SOUTH PORTLAND — Since its inception last May, a pilot program to collect food waste has increased recycling rates in two participating neighborhoods.
About 600 households in the Knightville and Meetinghouse Hill neighborhoods received 6-gallon buckets to use for curbside compost collection. Additional bins were set up at the transfer station on Highland Avenue for residents who do not live in the pilot-program zones.
The city and ecomaine, the regional waste management service, estimate up to a third of household waste is from food.
Recycling has increased in the two neighborhoods by nearly 10 percent, from 29 percent to 38 percent, and 30 tons of waste were collected from May to November, 2017, according to data provided by the city’s sustainability office.
Four tons of food waste have also been collected at the transfer station.
The compost is delivered to ecomaine, aggregated with business food waste, and then sent to Exeter Agri-Energy in Exeter, where it is combined with cow manure in an anaerobic digester. The machine converts the matter into electricity, a liquid by-product for fertilizer, and a solid material for animal bedding or compost.
Julie Rosenbach, South Portland’s sustainability coordinator, said at the beginning of the program that the objective is to gather data on participation, waste diversion, and the cost-effectiveness of adding curbside food waste collection to the city’s waste management program. The city is aiming to recycle 40 percent of its waste by the year 2020, she said.
She said the program has been well received, and feedback has been positive.
Rosenbach said food waste is a large portion of trash collected by the city, and even though about a third of people in the neighborhoods using the program also compost, waste such as meat and oil that do not break down in backyard composting can be picked up by the city.

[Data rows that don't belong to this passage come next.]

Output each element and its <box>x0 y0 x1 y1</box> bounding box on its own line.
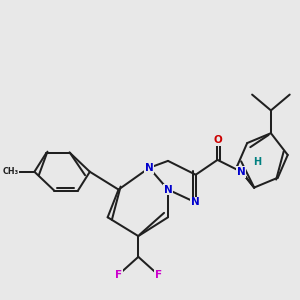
Text: N: N <box>145 163 154 173</box>
Text: CH₃: CH₃ <box>3 167 19 176</box>
Text: N: N <box>164 184 172 195</box>
Text: F: F <box>154 270 162 280</box>
Text: F: F <box>115 270 122 280</box>
Text: N: N <box>237 167 246 177</box>
Text: H: H <box>253 157 261 167</box>
Text: N: N <box>191 197 200 207</box>
Text: O: O <box>213 135 222 145</box>
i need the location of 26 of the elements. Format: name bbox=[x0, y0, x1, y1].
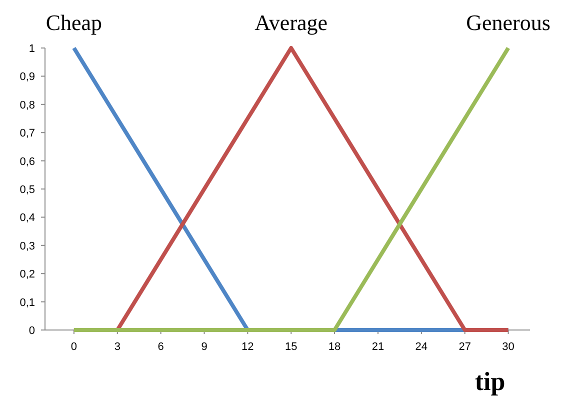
y-tick-label: 0,8 bbox=[20, 99, 35, 112]
x-tick-label: 9 bbox=[201, 341, 208, 353]
x-tick-label: 3 bbox=[114, 341, 120, 353]
x-tick-label: 0 bbox=[70, 341, 78, 353]
y-tick-label: 0,4 bbox=[20, 212, 35, 224]
x-tick-label: 6 bbox=[158, 341, 164, 353]
x-tick-label: 27 bbox=[458, 341, 471, 353]
x-tick-label: 15 bbox=[284, 341, 298, 353]
series-label: Cheap bbox=[46, 10, 102, 35]
y-tick-label: 0,5 bbox=[20, 184, 35, 196]
y-tick-label: 0,6 bbox=[20, 156, 35, 168]
x-tick-label: 18 bbox=[328, 341, 341, 353]
series-label: Generous bbox=[466, 10, 550, 35]
y-tick-label: 0,7 bbox=[20, 128, 35, 140]
x-tick-label: 24 bbox=[415, 341, 428, 353]
x-tick-label: 21 bbox=[372, 341, 384, 353]
x-tick-label: 30 bbox=[502, 341, 514, 353]
y-tick-label: 0,1 bbox=[20, 296, 35, 309]
y-tick-label: 0,9 bbox=[20, 71, 35, 84]
x-axis-title: tip bbox=[474, 367, 506, 396]
y-tick-label: 0,3 bbox=[20, 240, 35, 252]
y-tick-label: 0 bbox=[28, 325, 35, 337]
y-tick-label: 0,2 bbox=[20, 268, 35, 281]
x-tick-label: 12 bbox=[242, 341, 254, 353]
y-tick-label: 1 bbox=[28, 43, 35, 55]
series-label: Average bbox=[254, 10, 328, 35]
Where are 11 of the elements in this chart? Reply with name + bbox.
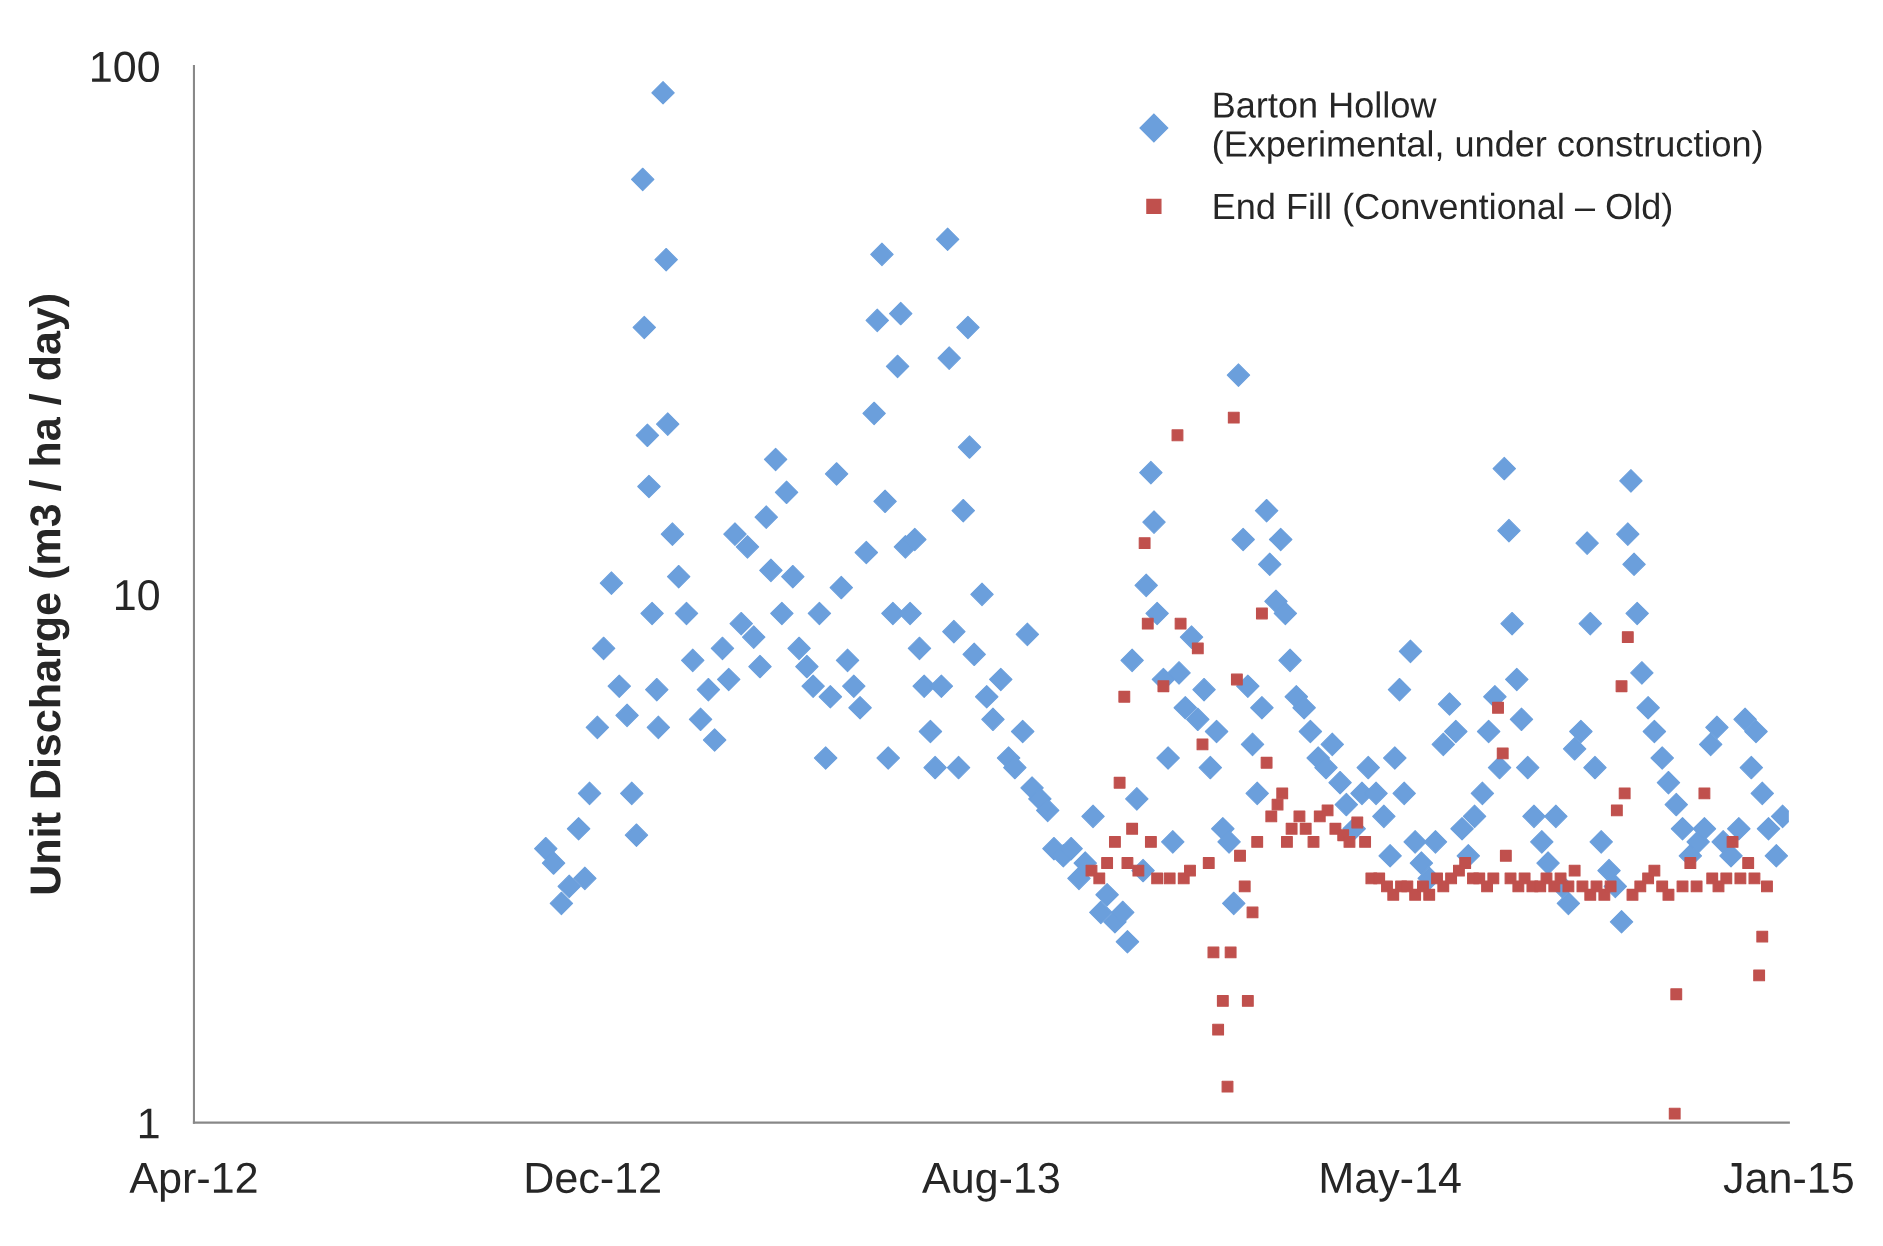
legend-label: End Fill (Conventional – Old) bbox=[1214, 192, 1672, 227]
y-tick-label: 10 bbox=[116, 579, 159, 611]
x-tick-label: May-14 bbox=[1321, 1163, 1461, 1202]
x-tick-label: Aug-13 bbox=[922, 1162, 1059, 1202]
x-tick-label: Apr-12 bbox=[129, 1162, 257, 1202]
y-axis-title: Unit Discharge (m3 / ha / day) bbox=[29, 295, 70, 894]
y-tick-label: 1 bbox=[139, 1108, 159, 1139]
y-tick-label: 100 bbox=[92, 51, 159, 83]
legend-label: Barton Hollow (Experimental, under construction) bbox=[1213, 91, 1762, 164]
x-tick-label: Jan-15 bbox=[1723, 1163, 1853, 1194]
x-tick-label: Dec-12 bbox=[526, 1162, 660, 1194]
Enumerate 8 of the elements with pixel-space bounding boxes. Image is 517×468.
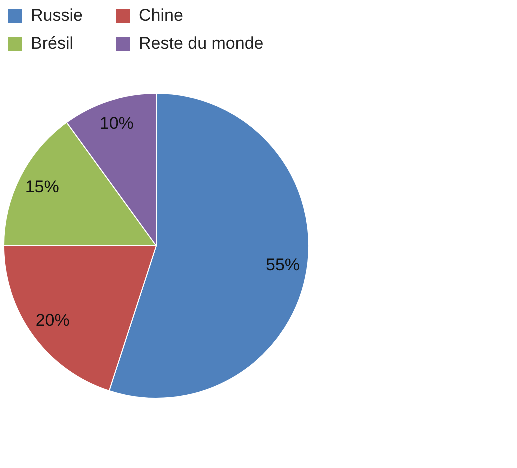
- legend-label: Reste du monde: [139, 34, 264, 54]
- legend-label: Russie: [31, 6, 83, 26]
- legend-label: Brésil: [31, 34, 74, 54]
- legend-label: Chine: [139, 6, 184, 26]
- data-label: 15%: [25, 178, 60, 197]
- data-label: 55%: [266, 256, 300, 275]
- data-label: 20%: [36, 310, 70, 330]
- data-label: 10%: [100, 114, 134, 133]
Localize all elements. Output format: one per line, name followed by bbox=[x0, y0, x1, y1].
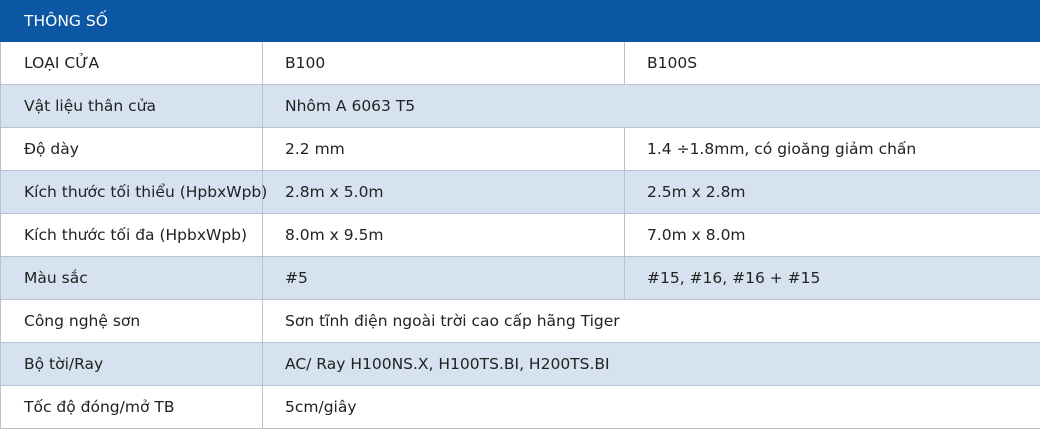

She said there is a 37 percent set-out rate of households who use the buckets each week, but said the participation rate is slightly higher.

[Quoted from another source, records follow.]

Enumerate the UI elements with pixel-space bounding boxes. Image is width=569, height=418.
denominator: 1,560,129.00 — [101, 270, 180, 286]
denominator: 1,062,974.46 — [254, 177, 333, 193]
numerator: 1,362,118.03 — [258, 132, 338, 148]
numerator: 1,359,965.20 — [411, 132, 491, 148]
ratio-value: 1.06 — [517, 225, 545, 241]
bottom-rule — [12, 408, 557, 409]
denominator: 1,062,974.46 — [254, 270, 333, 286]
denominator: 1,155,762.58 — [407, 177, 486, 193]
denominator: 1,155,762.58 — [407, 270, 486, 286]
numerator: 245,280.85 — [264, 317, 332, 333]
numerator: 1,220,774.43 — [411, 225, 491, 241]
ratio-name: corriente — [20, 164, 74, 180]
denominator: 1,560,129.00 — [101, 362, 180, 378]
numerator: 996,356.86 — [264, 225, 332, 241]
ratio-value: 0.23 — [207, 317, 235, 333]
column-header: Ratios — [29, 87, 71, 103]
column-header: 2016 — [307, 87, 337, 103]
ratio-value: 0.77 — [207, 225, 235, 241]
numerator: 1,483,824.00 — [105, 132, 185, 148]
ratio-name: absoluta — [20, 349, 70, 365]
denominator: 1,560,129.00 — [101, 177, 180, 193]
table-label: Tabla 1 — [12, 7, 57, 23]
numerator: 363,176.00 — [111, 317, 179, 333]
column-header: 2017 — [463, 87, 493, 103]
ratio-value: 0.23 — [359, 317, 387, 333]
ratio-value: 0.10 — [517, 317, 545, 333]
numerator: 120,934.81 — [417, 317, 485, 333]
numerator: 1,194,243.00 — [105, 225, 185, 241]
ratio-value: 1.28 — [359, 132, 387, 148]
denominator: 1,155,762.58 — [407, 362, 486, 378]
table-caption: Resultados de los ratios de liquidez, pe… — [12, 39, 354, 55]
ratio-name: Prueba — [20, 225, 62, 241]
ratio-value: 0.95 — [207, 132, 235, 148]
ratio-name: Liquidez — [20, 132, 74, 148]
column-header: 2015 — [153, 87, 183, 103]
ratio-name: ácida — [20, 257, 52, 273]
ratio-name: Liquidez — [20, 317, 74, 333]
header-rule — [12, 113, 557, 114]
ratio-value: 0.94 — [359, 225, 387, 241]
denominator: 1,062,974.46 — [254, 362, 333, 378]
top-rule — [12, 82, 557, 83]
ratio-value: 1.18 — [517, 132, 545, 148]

The pilot program has cost the city about $40,000, she said.
Rosenbach said the goal is to take the program citywide, and residents in other neighborhoods have inquired about its expansion.
Residents will be surveyed both before and after the program to gather feedback she said.
A compost bucket a South Portland curb along with the city’s trash and recycling bins. The city is conducting a pilot program to collect food waste in an effort to increase recycling rates to 40 percent by 2020.